Articolo di Ing. Isacco Simion

Industria e tecnologie del riscaldamento: dagli inizi del novecento alle ultime innovazioni

C'erano una volta gli impianti di riscaldamento, ma in tempi non così lontani come si possa immaginare. Fino a qualche decennio fa, infatti, molti edifici non erano dotati neanche di servizi interni, e i problemi di igiene non mancavano: nei casi migliori si aveva un impianto fognario e un impianto idrico interno.

All'inizio del novecento l'incidenza del costo d’installazione degli impianti sul costo di costruzione dell'intero immobile non superava il 3%. Quando la disponibilità e il prezzo del petrolio lo hanno consentito, si è iniziato a riscaldare gli edifici mediante impianti di riscaldamento, portando l'incidenza degli impianti al 10% del costo complessivo dell'immobile. Solo successivamente è arrivata l'energia elettrica e la telefonia, fino ad arrivare ai giorni nostri nei quali la percentuale dell'impiantistica varia molto da caso a caso, ma a volte arriva anche al 65-70%.

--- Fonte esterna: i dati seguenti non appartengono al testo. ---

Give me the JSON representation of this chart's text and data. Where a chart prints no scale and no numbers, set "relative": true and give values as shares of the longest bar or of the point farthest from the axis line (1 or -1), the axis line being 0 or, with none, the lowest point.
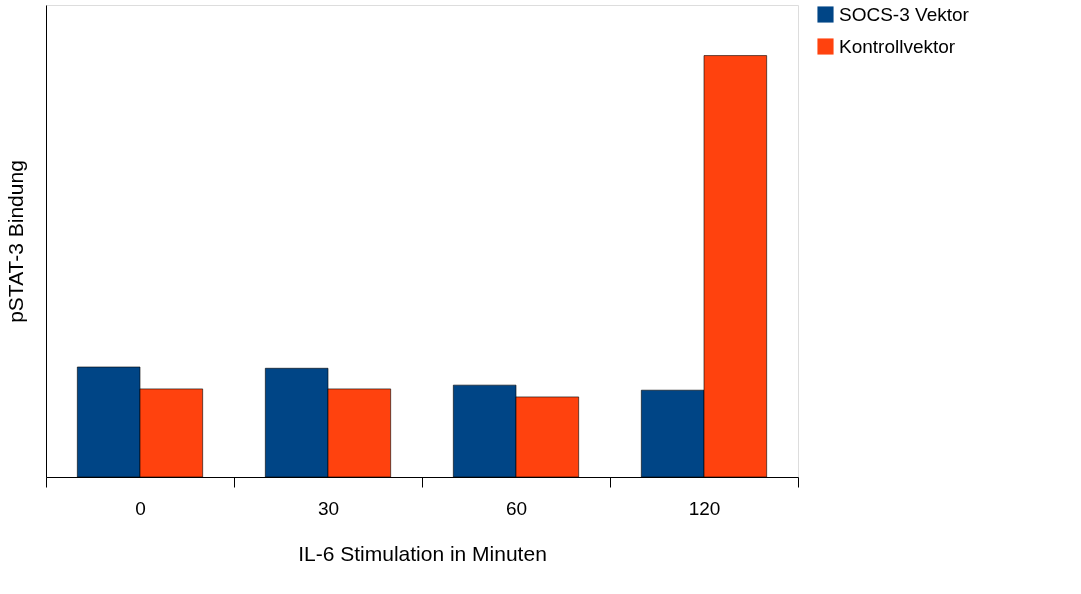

I primi impianti di riscaldamento erano costituiti essenzialmente da una caldaia a basamento, radiatori in ghisa e un vaso di espansione aperto. Le tubazioni, ben dimensionate, e con diametri più generosi rispetto agli odierni, erano posate in pendenza, in modo da garantire la circolazione naturale dell'acqua. Solo successivamente si sono installati i cosiddetti “acceleratori”, che erano in sostanza dei circolatori che garantivano il movimento dell'acqua con velocità molto ridotta.

E così, si avevano vasi di espansione aperti collocati nelle soffitte, in posizione alta rispetto al resto dell'impianto, in modo da dare la dovuta pressione allo stesso. Se l'immobile aveva uno scantinato in cui era collocata la caldaia, le tubazioni di mandata e ritorno correvano a soffitto dello stesso, per poi alimentare i radiatori al piano superiore; in caso contrario, le tubazioni di mandata erano posizionate in alto e quelle di ritorno in basso.

I generatori di calore erano a Carbone, a Nafta e a Gasolio. A titolo di esempio si ricordano le caldaie Arsalignite ideate, così si dice, per bruciare anche carboni poveri, e la Pal Nafta alimentata a Nafta. Solo negli anni '80 circa si è iniziato ad installare caldaie a gas dapprima a camera aperta e successivamente a camera chiusa.

Un capitolo a parte meritano gli impianti di riscaldamento a pavimento, nati dal brevetto di un professore di nome Barker, poi ceduto alla Crittical Company che lo utilizzò per la prima volta a Liverpool nel 1909, installando tubazioni annegate sotto al pavimento. Il boom si ebbe nel dopoguerra con la realizzazione di impianti per 100.000 alloggi che però presentavano problematiche di malessere e di gestione, tali da provocare un drastico crollo di installazioni: temperature a pavimento troppo alte, dovute alla scarsa coibentazione termica degli edifici, che creavano gonfiore alle gambe; inerzia termica troppo elevata in quanto i tubi (in acciaio) venivano annegati nel pavimento senza interposizione di materiale isolante; e conseguente inadeguatezza della regolazione. La riscoperta avvenne negli anni '70, grazie all'adozione di migliori tecniche (norme sul contenimento dei consumi energetici, utilizzo di materassini isolanti, utilizzo di opportuni sistemi di regolazione).